En la raíz de la molestia, el rechazo, el desprecio y el odio frente a “lo diferente”, que en conjunto configuran la intolerancia, está una de las realidades más profundas de nuestra existencia: nuestra constante necesidad, frente a nuestra casi siempre gigantesca inseguridad, de buscar nuevas fuentes de seguridad y de reforzar aquellas con las que ya contamos. Nos sentimos inseguros ante la única realidad absoluta de la cual somos conscientes: algún día moriremos; ante la ausencia de garantías de que podremos satisfacer nuestras necesidades; ante el temor de no ser amados; ante los conflictos con otros, que fácilmente escalan; ante la voluntad de otros de agredir y lastimarnos, aun si no están en conflicto con nosotros; ante las enfermedades, las fuerzas brutales de la naturaleza, y nuestras propias debilidades y deficiencias.
La primera defensa frente a nuestras inseguridades yace en todo lo que nos es conocido y familiar –padres, parientes, amigos, vecinos, las creencias y rutinas, los hábitos y lugares que compartimos con ellos. Nos brindan un nivel de seguridad que contrasta claramente con la incertidumbre que sentimos frente a lo nuevo y desconocido. De esa esencial diferencia –lo conocido, familiar y propio vs. lo desconocido y ajeno- deriva la entendible actitud negativa frente a “lo diferente”. Y deriva también el común miedo al cambio, que nos puede llevar a la idea lógicamente indefendible de que “es preferible malo conocido a bueno por conocer”.

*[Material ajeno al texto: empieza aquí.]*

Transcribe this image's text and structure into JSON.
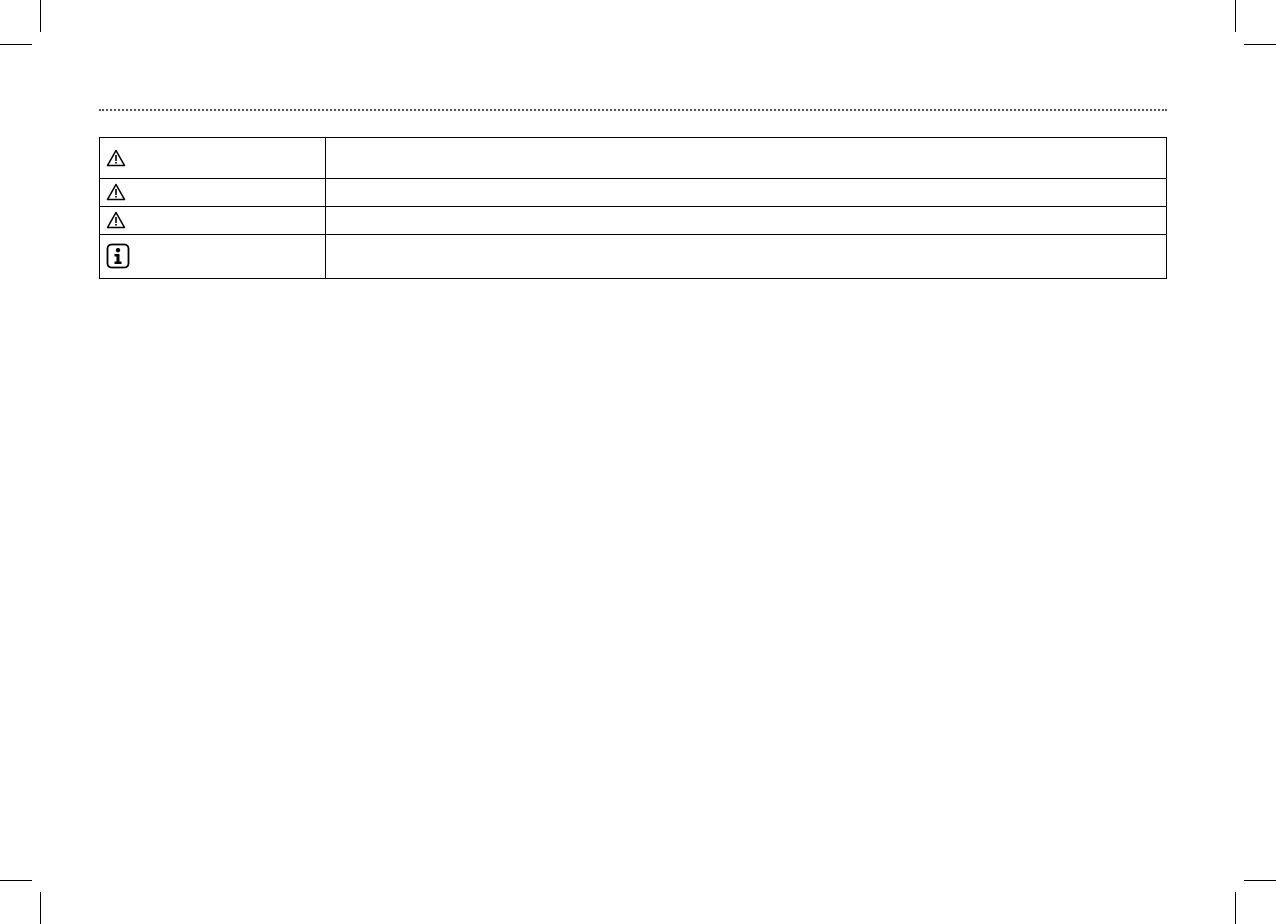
{
  "colors": {
    "ink": "#000000",
    "rule": "#555555",
    "background": "#ffffff"
  },
  "symbols_table": {
    "rows": [
      {
        "icon": "warning-triangle-icon",
        "description": ""
      },
      {
        "icon": "warning-triangle-icon",
        "description": ""
      },
      {
        "icon": "warning-triangle-icon",
        "description": ""
      },
      {
        "icon": "information-icon",
        "description": ""
      }
    ]
  }
}
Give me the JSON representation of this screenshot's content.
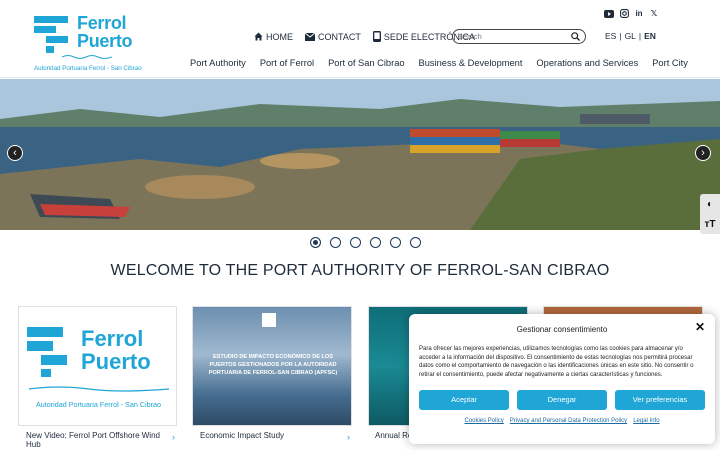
{
  "brand": {
    "name_line1": "Ferrol",
    "name_line2": "Puerto",
    "subtitle": "Autoridad Portuaria Ferrol - San Cibrao",
    "color": "#1fa6d6"
  },
  "toplinks": [
    {
      "label": "HOME",
      "icon": "home-icon"
    },
    {
      "label": "CONTACT",
      "icon": "mail-icon"
    },
    {
      "label": "SEDE ELECTRÓNICA",
      "icon": "phone-icon"
    }
  ],
  "search": {
    "placeholder": "Search"
  },
  "social": [
    "youtube-icon",
    "instagram-icon",
    "linkedin-icon",
    "x-icon"
  ],
  "lang": {
    "es": "ES",
    "gl": "GL",
    "en": "EN",
    "sep": "|",
    "active": "EN"
  },
  "nav": [
    "Port Authority",
    "Port of Ferrol",
    "Port of San Cibrao",
    "Business & Development",
    "Operations and Services",
    "Port City"
  ],
  "slider": {
    "count": 6,
    "active": 1
  },
  "welcome": "WELCOME TO THE PORT AUTHORITY OF FERROL-SAN CIBRAO",
  "cards": [
    {
      "caption": "New Video: Ferrol Port Offshore Wind Hub"
    },
    {
      "caption": "Economic Impact Study",
      "image_text": "ESTUDIO DE IMPACTO ECONÓMICO DE LOS PUERTOS GESTIONADOS POR LA AUTORIDAD PORTUARIA DE FERROL-SAN CIBRAO (APFSC)"
    },
    {
      "caption": "Annual Re"
    }
  ],
  "consent": {
    "title": "Gestionar consentimiento",
    "text": "Para ofrecer las mejores experiencias, utilizamos tecnologías como las cookies para almacenar y/o acceder a la información del dispositivo. El consentimiento de estas tecnologías nos permitirá procesar datos como el comportamiento de navegación o las identificaciones únicas en este sitio. No consentir o retirar el consentimiento, puede afectar negativamente a ciertas características y funciones.",
    "accept": "Aceptar",
    "deny": "Denegar",
    "prefs": "Ver preferencias",
    "links": [
      "Cookies Policy",
      "Privacy and Personal Data Protection Policy",
      "Legal Info"
    ]
  },
  "access": {
    "contrast": "◐",
    "text": "ᴛT"
  }
}
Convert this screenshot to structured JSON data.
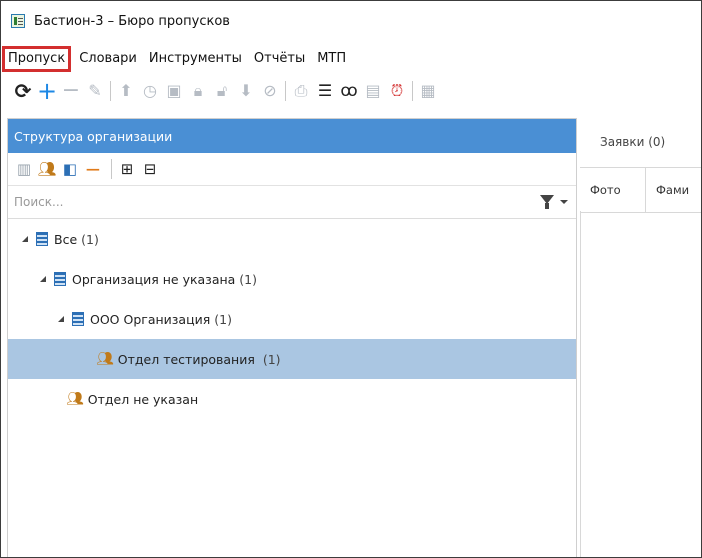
{
  "window": {
    "title": "Бастион-3 – Бюро пропусков"
  },
  "menu": {
    "items": [
      "Пропуск",
      "Словари",
      "Инструменты",
      "Отчёты",
      "МТП"
    ],
    "highlighted": "Пропуск"
  },
  "toolbar": {
    "icons": [
      "refresh-icon",
      "add-icon",
      "remove-icon",
      "edit-icon",
      "upload-icon",
      "add-time-icon",
      "photo-id-icon",
      "lock-icon",
      "unlock-icon",
      "download-icon",
      "block-icon",
      "print-icon",
      "barcode-icon",
      "find-user-icon",
      "card-icon",
      "pass-alarm-icon",
      "card-list-icon"
    ]
  },
  "left_panel": {
    "header": "Структура организации",
    "search_placeholder": "Поиск...",
    "tree": [
      {
        "label": "Все",
        "count": "(1)",
        "level": 0,
        "icon": "building-icon",
        "expanded": true
      },
      {
        "label": "Организация не указана",
        "count": "(1)",
        "level": 1,
        "icon": "building-icon",
        "expanded": true
      },
      {
        "label": "ООО Организация",
        "count": "(1)",
        "level": 2,
        "icon": "building-icon",
        "expanded": true
      },
      {
        "label": "Отдел тестирования",
        "count": "(1)",
        "level": 3,
        "icon": "department-icon",
        "selected": true
      },
      {
        "label": "Отдел не указан",
        "count": "",
        "level": 2,
        "icon": "department-icon"
      }
    ]
  },
  "right_panel": {
    "tab": "Заявки (0)",
    "columns": [
      "Фото",
      "Фами"
    ]
  },
  "colors": {
    "panel_header": "#4a8fd4",
    "selected_row": "#aac6e2",
    "highlight": "#d32f2f",
    "accent": "#1e88e5"
  }
}
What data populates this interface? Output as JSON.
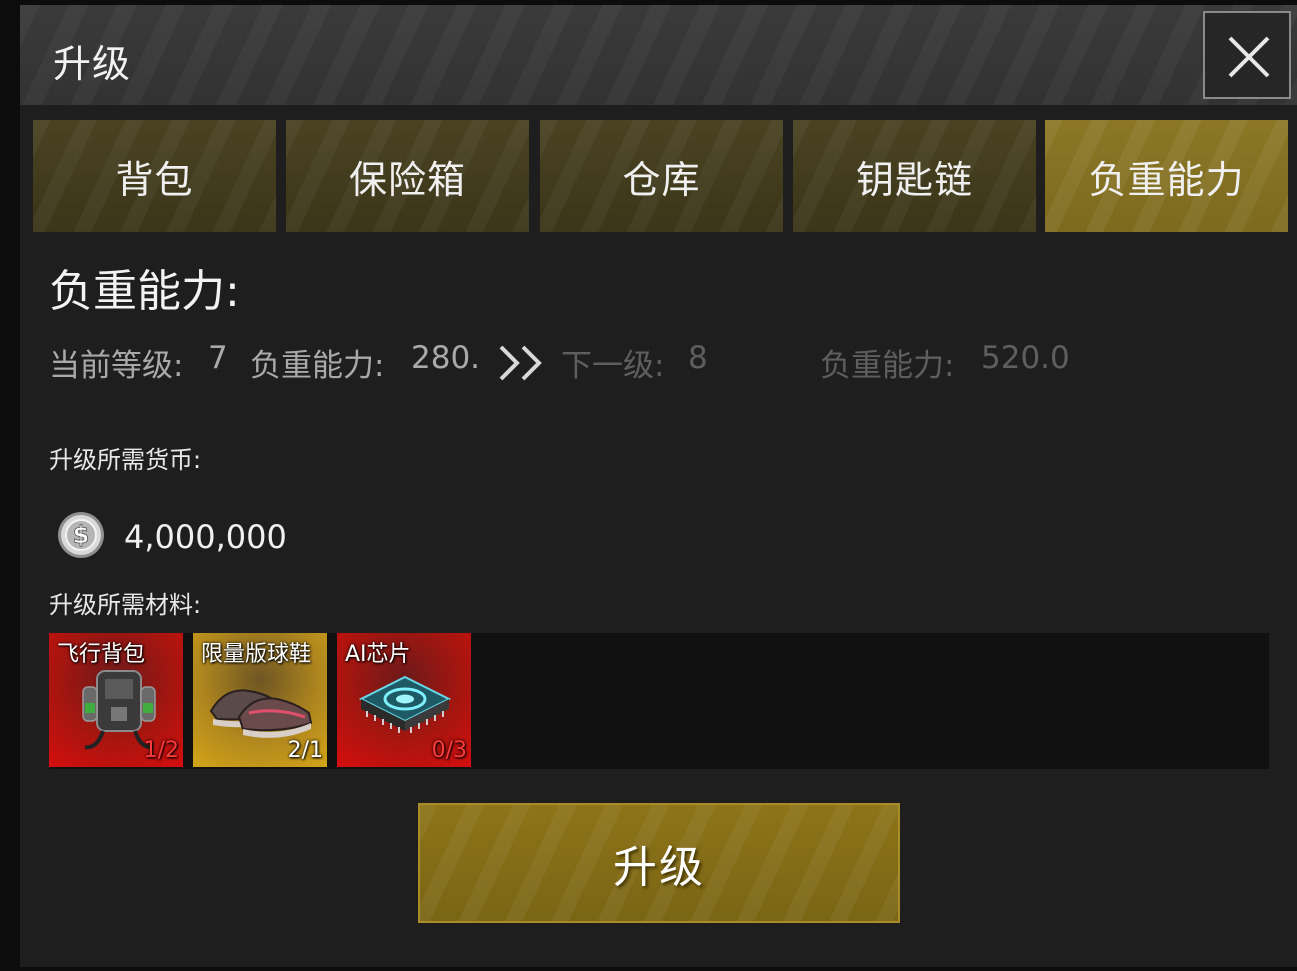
{
  "header": {
    "title": "升级",
    "close_icon": "close-icon"
  },
  "tabs": [
    {
      "label": "背包",
      "active": false
    },
    {
      "label": "保险箱",
      "active": false
    },
    {
      "label": "仓库",
      "active": false
    },
    {
      "label": "钥匙链",
      "active": false
    },
    {
      "label": "负重能力",
      "active": true
    }
  ],
  "section": {
    "title": "负重能力:"
  },
  "current": {
    "level_label": "当前等级:",
    "level_value": "7",
    "capacity_label": "负重能力:",
    "capacity_value": "280."
  },
  "next": {
    "level_label": "下一级:",
    "level_value": "8",
    "capacity_label": "负重能力:",
    "capacity_value": "520.0"
  },
  "currency": {
    "label": "升级所需货币:",
    "icon": "silver-coin-icon",
    "amount": "4,000,000"
  },
  "materials": {
    "label": "升级所需材料:",
    "items": [
      {
        "name": "飞行背包",
        "count": "1/2",
        "rarity_color": "#c8110c",
        "icon": "jetpack-icon",
        "sufficient": false
      },
      {
        "name": "限量版球鞋",
        "count": "2/1",
        "rarity_color": "#c9991a",
        "icon": "sneakers-icon",
        "sufficient": true
      },
      {
        "name": "AI芯片",
        "count": "0/3",
        "rarity_color": "#c8110c",
        "icon": "chip-icon",
        "sufficient": false
      }
    ]
  },
  "upgrade_button": {
    "label": "升级"
  },
  "colors": {
    "accent_gold": "#8c7726",
    "tab_inactive": "#433c1e",
    "shortage_red": "#ff3a3a"
  }
}
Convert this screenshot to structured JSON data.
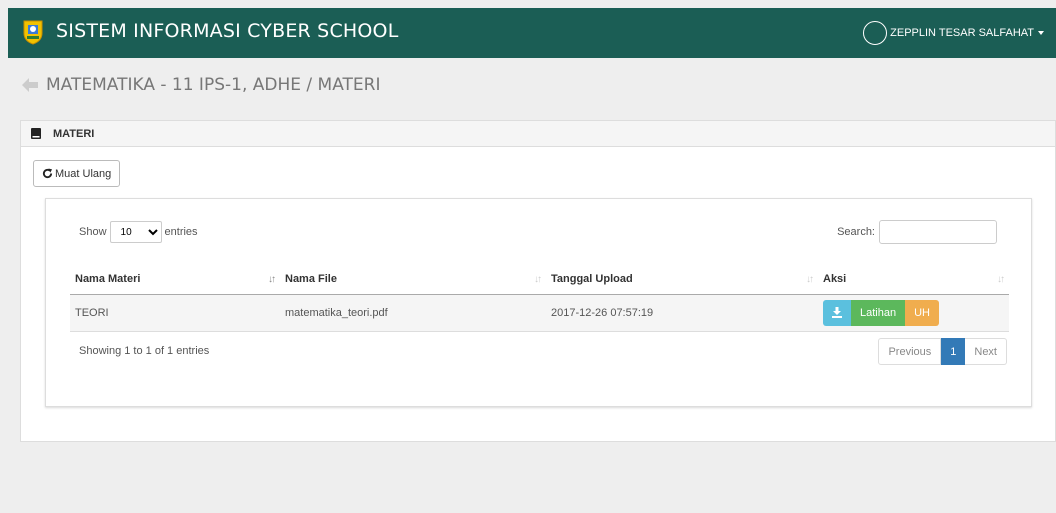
{
  "header": {
    "app_title": "SISTEM INFORMASI CYBER SCHOOL",
    "user_name": "ZEPPLIN TESAR SALFAHAT",
    "brand_color": "#1b5e55"
  },
  "breadcrumb": {
    "text": "MATEMATIKA - 11 IPS-1, ADHE / MATERI"
  },
  "panel": {
    "title": "MATERI",
    "reload_label": "Muat Ulang"
  },
  "table_controls": {
    "show_label": "Show",
    "entries_label": "entries",
    "page_length": "10",
    "search_label": "Search:",
    "search_value": ""
  },
  "table": {
    "columns": [
      "Nama Materi",
      "Nama File",
      "Tanggal Upload",
      "Aksi"
    ],
    "rows": [
      {
        "nama_materi": "TEORI",
        "nama_file": "matematika_teori.pdf",
        "tanggal_upload": "2017-12-26 07:57:19",
        "actions": {
          "download_icon": "download-icon",
          "latihan": "Latihan",
          "uh": "UH"
        }
      }
    ]
  },
  "footer": {
    "info": "Showing 1 to 1 of 1 entries",
    "previous": "Previous",
    "current_page": "1",
    "next": "Next"
  }
}
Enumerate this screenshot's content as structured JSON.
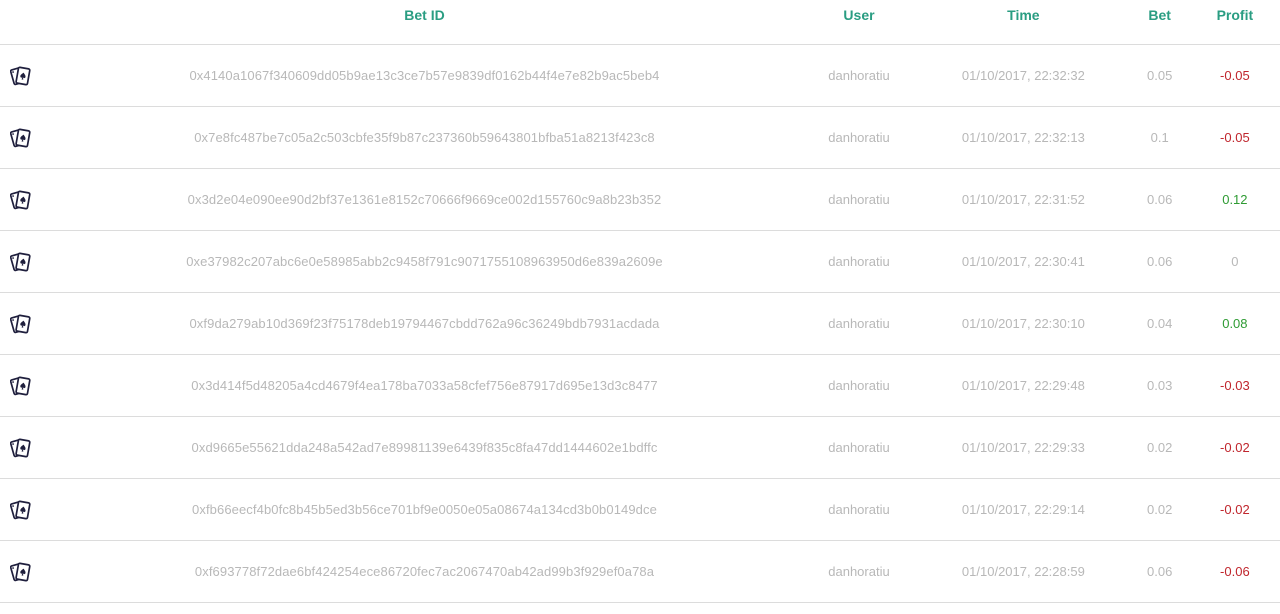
{
  "headers": {
    "bet_id": "Bet ID",
    "user": "User",
    "time": "Time",
    "bet": "Bet",
    "profit": "Profit"
  },
  "icon": "playing-cards-icon",
  "colors": {
    "header_accent": "#2a9d82",
    "negative": "#c0262d",
    "positive": "#2e9b33",
    "muted_text": "#b8b8b8",
    "icon": "#1f1f3d"
  },
  "rows": [
    {
      "bet_id": "0x4140a1067f340609dd05b9ae13c3ce7b57e9839df0162b44f4e7e82b9ac5beb4",
      "user": "danhoratiu",
      "time": "01/10/2017, 22:32:32",
      "bet": "0.05",
      "profit": "-0.05",
      "sign": "neg"
    },
    {
      "bet_id": "0x7e8fc487be7c05a2c503cbfe35f9b87c237360b59643801bfba51a8213f423c8",
      "user": "danhoratiu",
      "time": "01/10/2017, 22:32:13",
      "bet": "0.1",
      "profit": "-0.05",
      "sign": "neg"
    },
    {
      "bet_id": "0x3d2e04e090ee90d2bf37e1361e8152c70666f9669ce002d155760c9a8b23b352",
      "user": "danhoratiu",
      "time": "01/10/2017, 22:31:52",
      "bet": "0.06",
      "profit": "0.12",
      "sign": "pos"
    },
    {
      "bet_id": "0xe37982c207abc6e0e58985abb2c9458f791c9071755108963950d6e839a2609e",
      "user": "danhoratiu",
      "time": "01/10/2017, 22:30:41",
      "bet": "0.06",
      "profit": "0",
      "sign": "zero"
    },
    {
      "bet_id": "0xf9da279ab10d369f23f75178deb19794467cbdd762a96c36249bdb7931acdada",
      "user": "danhoratiu",
      "time": "01/10/2017, 22:30:10",
      "bet": "0.04",
      "profit": "0.08",
      "sign": "pos"
    },
    {
      "bet_id": "0x3d414f5d48205a4cd4679f4ea178ba7033a58cfef756e87917d695e13d3c8477",
      "user": "danhoratiu",
      "time": "01/10/2017, 22:29:48",
      "bet": "0.03",
      "profit": "-0.03",
      "sign": "neg"
    },
    {
      "bet_id": "0xd9665e55621dda248a542ad7e89981139e6439f835c8fa47dd1444602e1bdffc",
      "user": "danhoratiu",
      "time": "01/10/2017, 22:29:33",
      "bet": "0.02",
      "profit": "-0.02",
      "sign": "neg"
    },
    {
      "bet_id": "0xfb66eecf4b0fc8b45b5ed3b56ce701bf9e0050e05a08674a134cd3b0b0149dce",
      "user": "danhoratiu",
      "time": "01/10/2017, 22:29:14",
      "bet": "0.02",
      "profit": "-0.02",
      "sign": "neg"
    },
    {
      "bet_id": "0xf693778f72dae6bf424254ece86720fec7ac2067470ab42ad99b3f929ef0a78a",
      "user": "danhoratiu",
      "time": "01/10/2017, 22:28:59",
      "bet": "0.06",
      "profit": "-0.06",
      "sign": "neg"
    }
  ]
}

Esa inicial actitud negativa frente a “lo diferente” es aumentada en primera instancia por la larga experiencia acumulada, tanto de nuestra especie como de cada uno de nosotros, con hechos de crueldad, conquista e imposición y con el establecimiento de relaciones no de respetuosa interacción entre quienes son diferentes sino de dominio-sumisión y de doloroso abuso. Muchos –cada vez más de nosotros- conocemos algo de la historia humana o, como mínimo, de la de nuestro propio pueblo. También conocemos algo de eventos que ocurren, día a día, alrededor del mundo. Y tenemos, además, nuestras propias historias de imposiciones y dolores de diverso tipo. El cúmulo de esas experiencias propias y ajenas tiende a reforzar y hasta a exacerbar, en mayor o menor grado según su severidad, la entendible resistencia inicial a “lo diferente”.
En el extremo, ese reforzamiento genera odio mortal, como el de un niño albano-kosovar de nueve años que había visto a tropas serbias cometer atrocidades horrendas contra toda su familia. A la pregunta “¿qué quieres hacer cuando seas grande?”, respondió: “Matar serbios”.